SALT LAKE CITY — Three Salt Lake City public high schools have saved more than $50,000 in energy costs thanks to the district’s Go Green Earn Green Energy Challenge. The Salt Lake City School District kicked off this inaugural conservation program in July 2013, and has since been pleased with the results.

According to a statement issued by the Salt Lake City School District, the participating schools — East High, Highland High and West High — saw an average decrease of more than 21 percent in overall energy consumption. Generally, this progress was made by taking simple steps such as turning off lights, unplugging computers and office equipment, and more closely monitoring the schools’ heating and cooling systems. When combined these savings add up to a 1.15 million pound reduction in CO2, or the equivalent of taking 115 cars off the road.
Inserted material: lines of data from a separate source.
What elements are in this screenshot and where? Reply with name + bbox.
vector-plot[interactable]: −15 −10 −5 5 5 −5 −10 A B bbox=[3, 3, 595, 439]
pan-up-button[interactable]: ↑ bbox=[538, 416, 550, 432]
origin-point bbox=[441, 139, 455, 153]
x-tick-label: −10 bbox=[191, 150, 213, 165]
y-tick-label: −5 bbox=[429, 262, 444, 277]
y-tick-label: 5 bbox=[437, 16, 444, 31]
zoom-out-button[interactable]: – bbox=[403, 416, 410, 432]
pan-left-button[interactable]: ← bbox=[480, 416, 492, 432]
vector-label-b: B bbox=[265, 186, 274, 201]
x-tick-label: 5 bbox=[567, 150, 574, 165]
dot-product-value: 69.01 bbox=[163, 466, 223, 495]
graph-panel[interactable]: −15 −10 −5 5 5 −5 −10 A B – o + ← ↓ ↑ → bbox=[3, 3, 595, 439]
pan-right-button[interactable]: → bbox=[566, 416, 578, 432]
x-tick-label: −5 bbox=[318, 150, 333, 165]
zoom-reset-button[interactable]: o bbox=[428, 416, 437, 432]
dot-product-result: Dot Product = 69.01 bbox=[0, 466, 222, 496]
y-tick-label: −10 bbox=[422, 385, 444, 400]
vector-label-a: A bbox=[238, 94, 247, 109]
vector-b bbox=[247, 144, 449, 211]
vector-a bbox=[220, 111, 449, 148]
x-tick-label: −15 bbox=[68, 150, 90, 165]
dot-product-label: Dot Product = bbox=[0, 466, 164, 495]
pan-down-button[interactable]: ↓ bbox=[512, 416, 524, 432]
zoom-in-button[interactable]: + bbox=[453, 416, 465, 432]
The pilot program was developed by Salt Lake City School District Superintendent McKell Withers and implemented by the district’s Energy and Resource Manager Greg Libecci. “This wasn’t rocket science,” said Libecci. “The task was simple: Save energy by turning things off when they were not in use. By paying attention to heating and cooling schedules, lights, computers, printers and copiers and turning them off when not in use or when they wouldn’t be used in the near future, we saw significant power savings.”

At each school, the program quickly garnered the support and cooperation of everyone from students to staff to the custodial pool. To participate, each school principal signed an agreement that committed their facility to greater energy use awareness. The agreement also directed school staff to select Energy Challenge Ambassadors to serve as energy liaisons, as well as a student group to help direct student body efforts. Regular conservation updates were provided by Libecci to the school communities and were displayed widely throughout the schools. Students, teachers and staff were also asked to compile a set of best practices for energy consumption and post them to a central “Go Green, Earn Green Energy Challenge” bulletin board.

“The results of this ‘Go Green’ challenge have been outstanding,” Superintendent Withers said. “With a few simple acts of conservation, we are able to direct more tax-payer funds to student learning instead of utility costs. We plan to continue this program and to continually look for additional ways to conserve energy, recycle, and reduce waste.”

As an added bonus, the district returned a generous 75 percent of the savings, which ranged from roughly $11,000 to upwards of $14,000, back to the schools. Though no plans have been announced for these additional funds, Libecci said the school principals will likely determine how the money is used.